Theresa May’s husband Philip May works for a company that owns the largest stake in GW Pharmaceuticals, which produces Sativex. Under a Home Office license, GW grows more than 20 million tons of cannabis annually in Britain. Given that it is the only company licensed to do so, it effectively has a monopoly on the legal supply of medical marijuana. Somewhat surprisingly, given the illegal status of cannabis, Britain is now the largest exporter of legal cannabis in the world—with UK production now accounting for just under 45 percent of the world total. So while the heartfelt message about the plight of Billy Caldwell’s case is no doubt sincere, more mercantile forces are in play. Britain’s marijuana market is there for the taking.

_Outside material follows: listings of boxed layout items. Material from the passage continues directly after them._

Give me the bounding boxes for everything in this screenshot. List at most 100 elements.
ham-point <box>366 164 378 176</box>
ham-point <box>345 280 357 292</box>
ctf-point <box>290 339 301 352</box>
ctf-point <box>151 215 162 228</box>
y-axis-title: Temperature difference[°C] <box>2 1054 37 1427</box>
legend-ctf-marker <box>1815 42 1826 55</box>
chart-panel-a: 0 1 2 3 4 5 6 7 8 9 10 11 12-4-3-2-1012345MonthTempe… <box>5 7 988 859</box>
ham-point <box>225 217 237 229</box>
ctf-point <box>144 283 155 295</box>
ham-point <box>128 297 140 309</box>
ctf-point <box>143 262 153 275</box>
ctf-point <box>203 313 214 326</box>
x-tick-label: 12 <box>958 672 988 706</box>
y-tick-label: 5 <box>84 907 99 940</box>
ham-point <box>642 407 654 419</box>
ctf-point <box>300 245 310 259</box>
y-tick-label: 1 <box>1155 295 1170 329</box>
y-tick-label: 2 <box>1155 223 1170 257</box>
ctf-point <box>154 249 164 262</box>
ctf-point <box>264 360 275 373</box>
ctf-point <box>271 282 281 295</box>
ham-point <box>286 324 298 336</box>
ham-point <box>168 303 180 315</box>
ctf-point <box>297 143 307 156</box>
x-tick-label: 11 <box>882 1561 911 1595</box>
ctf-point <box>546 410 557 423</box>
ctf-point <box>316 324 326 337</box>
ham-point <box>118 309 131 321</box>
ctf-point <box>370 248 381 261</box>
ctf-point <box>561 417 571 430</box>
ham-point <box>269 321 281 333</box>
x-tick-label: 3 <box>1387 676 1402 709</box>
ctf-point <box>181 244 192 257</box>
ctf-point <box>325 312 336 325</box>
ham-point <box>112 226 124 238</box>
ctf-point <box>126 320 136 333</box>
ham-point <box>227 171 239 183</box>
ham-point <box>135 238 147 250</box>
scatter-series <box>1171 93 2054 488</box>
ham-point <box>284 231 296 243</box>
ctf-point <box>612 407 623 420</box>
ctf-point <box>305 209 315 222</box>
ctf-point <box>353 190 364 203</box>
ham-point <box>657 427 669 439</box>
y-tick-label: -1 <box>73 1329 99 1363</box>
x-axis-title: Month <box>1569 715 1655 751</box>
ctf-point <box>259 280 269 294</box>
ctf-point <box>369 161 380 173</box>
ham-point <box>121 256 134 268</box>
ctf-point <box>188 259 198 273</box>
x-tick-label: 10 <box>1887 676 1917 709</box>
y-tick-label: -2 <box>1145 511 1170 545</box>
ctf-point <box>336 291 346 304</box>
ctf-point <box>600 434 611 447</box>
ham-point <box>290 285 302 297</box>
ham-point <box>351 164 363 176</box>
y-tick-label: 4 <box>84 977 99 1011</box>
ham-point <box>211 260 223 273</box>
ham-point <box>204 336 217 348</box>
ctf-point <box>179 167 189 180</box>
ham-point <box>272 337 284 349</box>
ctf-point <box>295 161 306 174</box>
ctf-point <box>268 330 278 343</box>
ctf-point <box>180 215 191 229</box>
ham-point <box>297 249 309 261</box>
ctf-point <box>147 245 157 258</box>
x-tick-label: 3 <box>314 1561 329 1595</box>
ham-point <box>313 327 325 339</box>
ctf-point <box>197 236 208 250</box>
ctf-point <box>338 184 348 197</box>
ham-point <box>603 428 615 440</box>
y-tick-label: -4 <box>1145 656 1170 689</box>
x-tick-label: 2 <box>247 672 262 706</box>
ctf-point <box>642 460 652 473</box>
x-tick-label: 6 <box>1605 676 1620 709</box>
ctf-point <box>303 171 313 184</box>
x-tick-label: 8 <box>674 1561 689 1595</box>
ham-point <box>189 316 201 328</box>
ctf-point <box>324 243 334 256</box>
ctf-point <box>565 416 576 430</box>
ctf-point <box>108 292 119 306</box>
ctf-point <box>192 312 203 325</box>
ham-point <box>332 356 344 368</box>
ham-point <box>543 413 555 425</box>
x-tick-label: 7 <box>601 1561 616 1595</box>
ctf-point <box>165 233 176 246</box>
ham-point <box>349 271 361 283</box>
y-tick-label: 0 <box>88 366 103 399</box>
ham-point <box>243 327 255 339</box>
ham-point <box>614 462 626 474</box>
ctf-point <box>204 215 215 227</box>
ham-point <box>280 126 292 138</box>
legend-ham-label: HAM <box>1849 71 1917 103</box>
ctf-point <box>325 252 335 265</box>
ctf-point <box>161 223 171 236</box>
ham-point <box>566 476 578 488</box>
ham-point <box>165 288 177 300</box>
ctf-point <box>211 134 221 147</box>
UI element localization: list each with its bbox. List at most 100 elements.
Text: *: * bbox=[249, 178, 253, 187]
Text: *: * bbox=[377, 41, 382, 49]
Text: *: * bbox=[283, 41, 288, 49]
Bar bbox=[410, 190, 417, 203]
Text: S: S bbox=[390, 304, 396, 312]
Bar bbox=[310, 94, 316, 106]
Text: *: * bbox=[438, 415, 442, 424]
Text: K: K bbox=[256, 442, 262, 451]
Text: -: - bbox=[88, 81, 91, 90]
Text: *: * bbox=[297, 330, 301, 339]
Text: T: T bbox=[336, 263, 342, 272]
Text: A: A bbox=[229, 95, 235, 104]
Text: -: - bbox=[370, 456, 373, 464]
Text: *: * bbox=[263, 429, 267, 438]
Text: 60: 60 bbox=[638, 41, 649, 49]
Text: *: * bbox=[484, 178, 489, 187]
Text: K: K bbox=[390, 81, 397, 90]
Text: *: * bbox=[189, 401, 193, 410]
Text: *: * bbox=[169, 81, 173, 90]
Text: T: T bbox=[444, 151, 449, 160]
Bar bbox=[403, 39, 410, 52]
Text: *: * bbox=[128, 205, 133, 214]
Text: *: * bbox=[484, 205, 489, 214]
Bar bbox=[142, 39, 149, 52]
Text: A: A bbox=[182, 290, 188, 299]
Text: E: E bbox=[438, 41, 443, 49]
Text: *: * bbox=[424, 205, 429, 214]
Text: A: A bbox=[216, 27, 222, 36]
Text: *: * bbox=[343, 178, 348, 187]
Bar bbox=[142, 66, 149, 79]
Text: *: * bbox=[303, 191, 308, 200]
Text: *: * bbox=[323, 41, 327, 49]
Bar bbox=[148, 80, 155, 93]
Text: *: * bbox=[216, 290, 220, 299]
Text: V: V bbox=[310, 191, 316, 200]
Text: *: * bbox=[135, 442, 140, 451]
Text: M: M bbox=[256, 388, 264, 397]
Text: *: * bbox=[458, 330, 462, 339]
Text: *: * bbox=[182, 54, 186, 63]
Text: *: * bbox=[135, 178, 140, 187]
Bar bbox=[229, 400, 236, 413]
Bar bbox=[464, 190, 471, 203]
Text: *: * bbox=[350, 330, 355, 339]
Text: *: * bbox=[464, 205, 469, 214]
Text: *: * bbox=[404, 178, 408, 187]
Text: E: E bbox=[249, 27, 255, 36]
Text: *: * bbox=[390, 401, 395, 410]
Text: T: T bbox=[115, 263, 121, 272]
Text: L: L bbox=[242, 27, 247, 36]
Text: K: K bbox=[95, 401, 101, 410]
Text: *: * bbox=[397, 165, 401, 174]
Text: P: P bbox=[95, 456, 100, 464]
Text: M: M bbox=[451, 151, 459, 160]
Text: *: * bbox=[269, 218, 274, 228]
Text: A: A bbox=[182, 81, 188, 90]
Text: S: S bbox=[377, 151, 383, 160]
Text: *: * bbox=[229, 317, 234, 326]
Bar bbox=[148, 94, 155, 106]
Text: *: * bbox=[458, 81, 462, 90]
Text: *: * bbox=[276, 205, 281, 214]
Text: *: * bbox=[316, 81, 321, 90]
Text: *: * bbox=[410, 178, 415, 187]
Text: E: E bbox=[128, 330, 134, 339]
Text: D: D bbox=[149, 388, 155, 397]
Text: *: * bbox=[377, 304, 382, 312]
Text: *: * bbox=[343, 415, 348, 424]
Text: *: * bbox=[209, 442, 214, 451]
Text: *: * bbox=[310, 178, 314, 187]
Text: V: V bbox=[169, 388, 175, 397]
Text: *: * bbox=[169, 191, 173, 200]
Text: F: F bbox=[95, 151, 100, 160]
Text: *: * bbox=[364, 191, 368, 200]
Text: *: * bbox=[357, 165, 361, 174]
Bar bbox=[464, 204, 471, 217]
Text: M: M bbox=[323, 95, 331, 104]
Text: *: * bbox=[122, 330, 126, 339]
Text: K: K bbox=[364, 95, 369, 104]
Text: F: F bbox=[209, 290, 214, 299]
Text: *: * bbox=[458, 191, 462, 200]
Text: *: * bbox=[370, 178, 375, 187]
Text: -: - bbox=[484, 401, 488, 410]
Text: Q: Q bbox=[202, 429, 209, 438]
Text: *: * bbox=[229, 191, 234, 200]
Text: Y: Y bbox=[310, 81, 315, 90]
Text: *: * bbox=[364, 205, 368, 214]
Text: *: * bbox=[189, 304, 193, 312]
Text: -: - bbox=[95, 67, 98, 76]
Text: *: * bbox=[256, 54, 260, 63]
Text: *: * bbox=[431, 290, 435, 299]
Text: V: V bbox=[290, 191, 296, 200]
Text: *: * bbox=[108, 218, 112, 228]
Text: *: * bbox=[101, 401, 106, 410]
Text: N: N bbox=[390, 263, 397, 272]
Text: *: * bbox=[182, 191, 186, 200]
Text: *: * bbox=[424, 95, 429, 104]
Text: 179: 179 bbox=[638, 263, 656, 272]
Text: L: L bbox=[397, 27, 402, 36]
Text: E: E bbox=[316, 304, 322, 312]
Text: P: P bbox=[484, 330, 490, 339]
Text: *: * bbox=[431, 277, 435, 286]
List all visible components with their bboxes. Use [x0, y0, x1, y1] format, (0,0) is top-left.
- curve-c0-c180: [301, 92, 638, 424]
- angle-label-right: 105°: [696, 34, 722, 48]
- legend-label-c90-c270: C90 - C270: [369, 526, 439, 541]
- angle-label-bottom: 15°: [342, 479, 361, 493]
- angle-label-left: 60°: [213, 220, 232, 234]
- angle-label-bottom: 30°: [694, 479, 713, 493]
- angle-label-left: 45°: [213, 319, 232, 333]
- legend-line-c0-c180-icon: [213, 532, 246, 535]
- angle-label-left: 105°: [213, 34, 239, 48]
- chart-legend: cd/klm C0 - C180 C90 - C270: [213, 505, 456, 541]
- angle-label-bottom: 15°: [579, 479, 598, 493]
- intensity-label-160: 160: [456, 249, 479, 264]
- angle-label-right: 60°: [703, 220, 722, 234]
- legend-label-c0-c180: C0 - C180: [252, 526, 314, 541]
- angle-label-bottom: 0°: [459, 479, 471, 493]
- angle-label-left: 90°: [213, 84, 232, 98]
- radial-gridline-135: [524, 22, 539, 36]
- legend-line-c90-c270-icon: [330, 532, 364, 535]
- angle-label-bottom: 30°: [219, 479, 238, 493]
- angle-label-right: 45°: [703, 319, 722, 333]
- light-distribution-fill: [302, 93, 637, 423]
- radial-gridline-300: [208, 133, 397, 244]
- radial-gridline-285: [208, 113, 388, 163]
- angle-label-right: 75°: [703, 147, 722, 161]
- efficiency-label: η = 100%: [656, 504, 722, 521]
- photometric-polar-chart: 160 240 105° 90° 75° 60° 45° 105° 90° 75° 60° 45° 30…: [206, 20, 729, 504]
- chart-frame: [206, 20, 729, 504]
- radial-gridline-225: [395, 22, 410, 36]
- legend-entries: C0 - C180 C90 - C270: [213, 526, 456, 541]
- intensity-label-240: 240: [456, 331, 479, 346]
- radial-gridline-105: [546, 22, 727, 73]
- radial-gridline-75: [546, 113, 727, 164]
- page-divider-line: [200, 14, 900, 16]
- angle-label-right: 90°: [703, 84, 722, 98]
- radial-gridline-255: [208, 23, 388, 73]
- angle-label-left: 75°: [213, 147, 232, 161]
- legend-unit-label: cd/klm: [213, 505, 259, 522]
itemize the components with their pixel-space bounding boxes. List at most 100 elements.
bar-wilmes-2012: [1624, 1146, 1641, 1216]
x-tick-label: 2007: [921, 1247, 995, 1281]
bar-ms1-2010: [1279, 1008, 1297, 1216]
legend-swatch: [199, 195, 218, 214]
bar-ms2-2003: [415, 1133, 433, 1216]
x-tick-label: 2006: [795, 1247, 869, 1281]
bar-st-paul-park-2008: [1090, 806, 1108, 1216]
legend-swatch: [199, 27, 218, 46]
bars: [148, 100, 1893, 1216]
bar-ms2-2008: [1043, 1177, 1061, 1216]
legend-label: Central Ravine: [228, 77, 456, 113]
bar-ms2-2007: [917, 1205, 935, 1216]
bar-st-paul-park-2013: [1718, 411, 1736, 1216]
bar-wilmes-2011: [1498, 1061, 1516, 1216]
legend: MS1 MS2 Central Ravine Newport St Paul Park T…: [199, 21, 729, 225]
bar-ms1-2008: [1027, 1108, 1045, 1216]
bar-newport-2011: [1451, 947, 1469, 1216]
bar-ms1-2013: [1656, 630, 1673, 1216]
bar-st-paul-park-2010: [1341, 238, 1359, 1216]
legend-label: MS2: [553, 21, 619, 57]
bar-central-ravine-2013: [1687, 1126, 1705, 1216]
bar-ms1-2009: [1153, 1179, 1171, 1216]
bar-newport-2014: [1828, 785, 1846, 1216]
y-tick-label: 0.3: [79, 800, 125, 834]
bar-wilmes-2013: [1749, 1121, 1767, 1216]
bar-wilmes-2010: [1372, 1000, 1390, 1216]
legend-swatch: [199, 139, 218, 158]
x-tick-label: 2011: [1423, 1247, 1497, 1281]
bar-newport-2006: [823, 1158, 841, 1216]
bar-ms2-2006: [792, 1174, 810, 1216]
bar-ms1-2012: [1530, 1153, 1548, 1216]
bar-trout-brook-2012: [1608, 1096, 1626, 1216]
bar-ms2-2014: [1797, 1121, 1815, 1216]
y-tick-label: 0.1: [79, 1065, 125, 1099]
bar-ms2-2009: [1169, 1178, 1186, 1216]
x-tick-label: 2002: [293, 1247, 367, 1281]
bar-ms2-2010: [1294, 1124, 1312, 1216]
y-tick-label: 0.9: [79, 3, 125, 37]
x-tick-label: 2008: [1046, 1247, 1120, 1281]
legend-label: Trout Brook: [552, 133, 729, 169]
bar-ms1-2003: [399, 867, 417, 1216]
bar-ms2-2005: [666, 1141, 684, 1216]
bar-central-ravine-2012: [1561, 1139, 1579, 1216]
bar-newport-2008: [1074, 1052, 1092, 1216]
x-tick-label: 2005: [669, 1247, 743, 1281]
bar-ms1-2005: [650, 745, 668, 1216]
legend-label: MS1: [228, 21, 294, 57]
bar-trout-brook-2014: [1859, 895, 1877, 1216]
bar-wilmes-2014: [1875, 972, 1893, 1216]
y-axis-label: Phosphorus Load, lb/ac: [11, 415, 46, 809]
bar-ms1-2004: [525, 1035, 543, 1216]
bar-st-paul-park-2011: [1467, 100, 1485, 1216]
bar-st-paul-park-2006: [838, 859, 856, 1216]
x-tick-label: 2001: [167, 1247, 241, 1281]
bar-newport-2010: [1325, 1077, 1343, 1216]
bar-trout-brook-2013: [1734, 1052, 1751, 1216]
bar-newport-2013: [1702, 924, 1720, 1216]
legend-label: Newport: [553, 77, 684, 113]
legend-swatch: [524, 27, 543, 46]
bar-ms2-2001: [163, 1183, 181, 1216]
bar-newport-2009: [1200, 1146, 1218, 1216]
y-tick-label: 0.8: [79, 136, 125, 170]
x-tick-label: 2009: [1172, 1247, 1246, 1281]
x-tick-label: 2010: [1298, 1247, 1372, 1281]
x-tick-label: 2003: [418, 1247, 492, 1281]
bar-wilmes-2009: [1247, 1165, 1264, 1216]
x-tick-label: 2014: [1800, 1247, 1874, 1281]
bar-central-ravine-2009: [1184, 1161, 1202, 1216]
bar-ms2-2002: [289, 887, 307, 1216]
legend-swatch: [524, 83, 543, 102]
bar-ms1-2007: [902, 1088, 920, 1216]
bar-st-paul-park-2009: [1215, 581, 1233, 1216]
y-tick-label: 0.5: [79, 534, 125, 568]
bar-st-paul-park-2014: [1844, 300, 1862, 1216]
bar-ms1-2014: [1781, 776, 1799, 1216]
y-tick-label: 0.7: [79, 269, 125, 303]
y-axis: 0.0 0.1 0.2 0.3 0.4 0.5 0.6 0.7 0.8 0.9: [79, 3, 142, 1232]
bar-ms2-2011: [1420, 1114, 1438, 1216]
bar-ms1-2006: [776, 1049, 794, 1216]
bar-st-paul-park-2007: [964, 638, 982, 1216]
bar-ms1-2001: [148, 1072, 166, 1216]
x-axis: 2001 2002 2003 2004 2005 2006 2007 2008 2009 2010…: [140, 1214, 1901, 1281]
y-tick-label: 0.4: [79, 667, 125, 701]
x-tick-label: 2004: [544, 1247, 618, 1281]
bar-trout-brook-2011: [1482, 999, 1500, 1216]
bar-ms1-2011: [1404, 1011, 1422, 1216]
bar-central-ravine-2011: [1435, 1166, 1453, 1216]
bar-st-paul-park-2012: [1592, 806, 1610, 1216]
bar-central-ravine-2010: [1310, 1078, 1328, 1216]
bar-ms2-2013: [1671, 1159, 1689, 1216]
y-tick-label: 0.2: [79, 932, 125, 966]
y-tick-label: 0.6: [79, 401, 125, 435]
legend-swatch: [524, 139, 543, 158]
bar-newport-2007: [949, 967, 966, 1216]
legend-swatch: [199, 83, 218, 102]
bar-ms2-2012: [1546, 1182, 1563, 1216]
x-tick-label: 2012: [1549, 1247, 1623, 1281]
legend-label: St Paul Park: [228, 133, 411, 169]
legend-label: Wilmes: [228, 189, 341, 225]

America and Canada are, we are told, leading the way on the liberalization of marijuana, both for medical and recreational use. And it seems highly likely that the debate in Britain will soon shift towards whether or not we should legalize recreational marijuana. The newly invigorated pro-legalization lobby seem unbothered by the medical evidence. Instead, they see a massive new market opening up, as it has across the Atlantic. This is what really gets Britain’s conservative politicians high.

Lara Prendergast is assistant editor for The Spectator.